By Peter Lawrence Kane
As if Silicon Valley’s rampaging whiteness and maleness weren’t enough, the tech world is also full of another regrettable form of meritocracy-fail: its ageism. Valleywag reveals how the Bay Area is becoming the new capital of plastic surgery among men, a place where job seekers of a certain age are instructed to lurk in corporate parking lots before an interview to see how people dress, and then go get Botox. The New Republic’s Noam Scheiber noted that, “It’s better to be perceived as naïve and immature than to have voted in the 1980s.” Sha, bro, that would make you at least like 44. Shouldn’t you have cashed out a decade ago?
Men are striving to look as young as they were when they first got an audience before the thrones of venture capital, in the humiliating event they haven’t become filthy rich before they’re eligible to be elected president. While it’s not surprising to find a bit of darkness behind techno-utopia’s tightly clenched smiles, the vanity becomes startling when you consider that dressing like a bit of a schlub is usually OK over there. A young schlub, that is. If you’re not coding for 40 straight hours fueled only by Coke Zero, you have to look like you could.
It’s not as baroque as the beard transplant boomlet, but definitely more intense than Seth MacFarlane’s love affair with spray tanning. This is a combination of many things: an industry – already associated with California in the popular imagination – that chases moneyed insecurity wherever it goes, wedded here to an economic sector where the ability to disrupt old paradigms apparently fades after age 32. Whether there’s a scientific basis for that assumption, or whether it’s a self-fulfilling prophecy – which would be doubly sad, in that data-driven world – it’s clear that the Valley cannibalizes its own. Some men seeking pre-emptive hair transplants are even getting turned away by doctors because their hairlines aren’t even ready. It’s sad too that men are concealing surgical expenditures from their spouses, but this is an industry where climbing the traditional corporate ladder is basically impossible when a company that lasts for ten years feels like a peer of Bethlehem Steel or A&P.
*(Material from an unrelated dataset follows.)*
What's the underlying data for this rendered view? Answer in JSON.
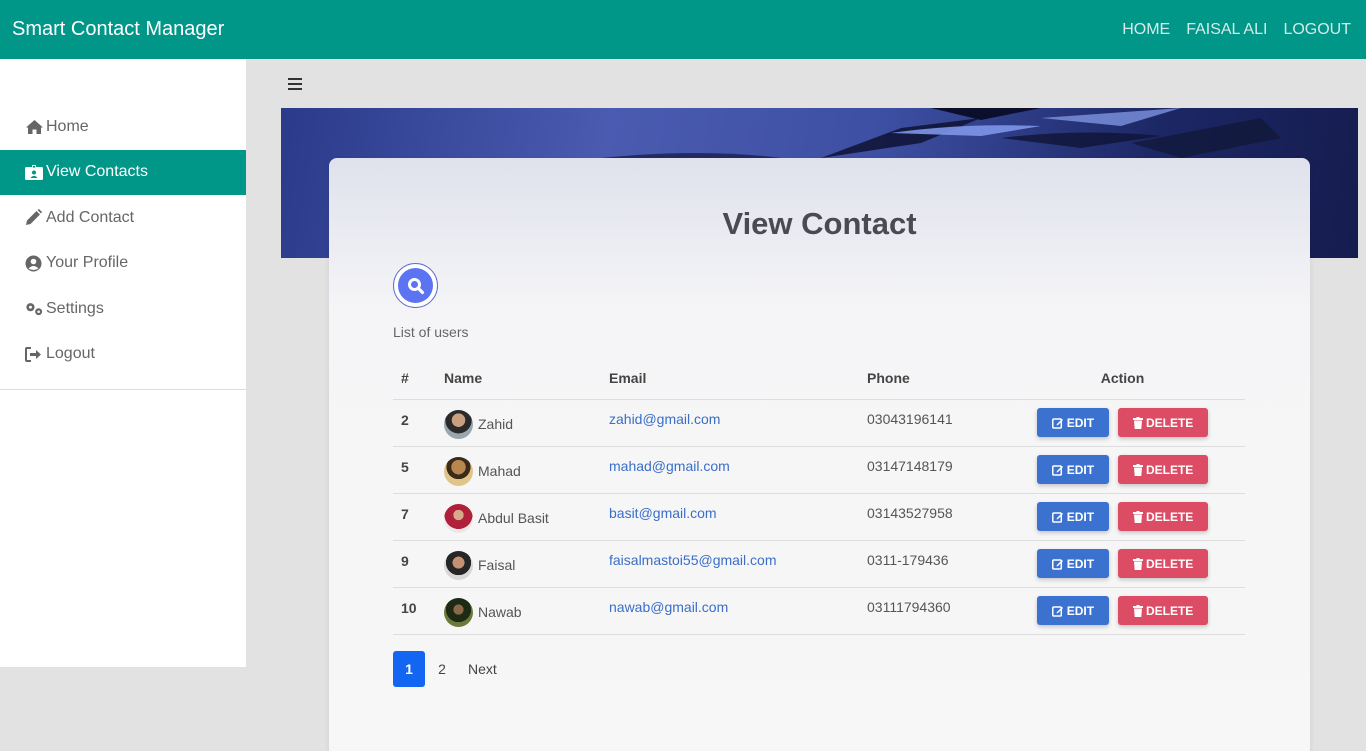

Still, if Larry Page were to go under the knife so many times that he looked like an actual Android, he probably won’t be raked over the coals like Kim Novak was at the Oscars. Because the increased acceptability of cosmetic procedures for men only reaffirms men’s natural right to project strength and vigor, not desperate freakishness (unless you’re Bruce Jenner). The real question is, will we be better off three decades from now when Mark Zuckerberg (29) and Sergey Brin (40) have acquired the wisdom that comes with age, or will they simply have shed every last vestige of their youthful idealism while presiding over a world of instability and fear, looking not a day over 40? If they’re still around, that is.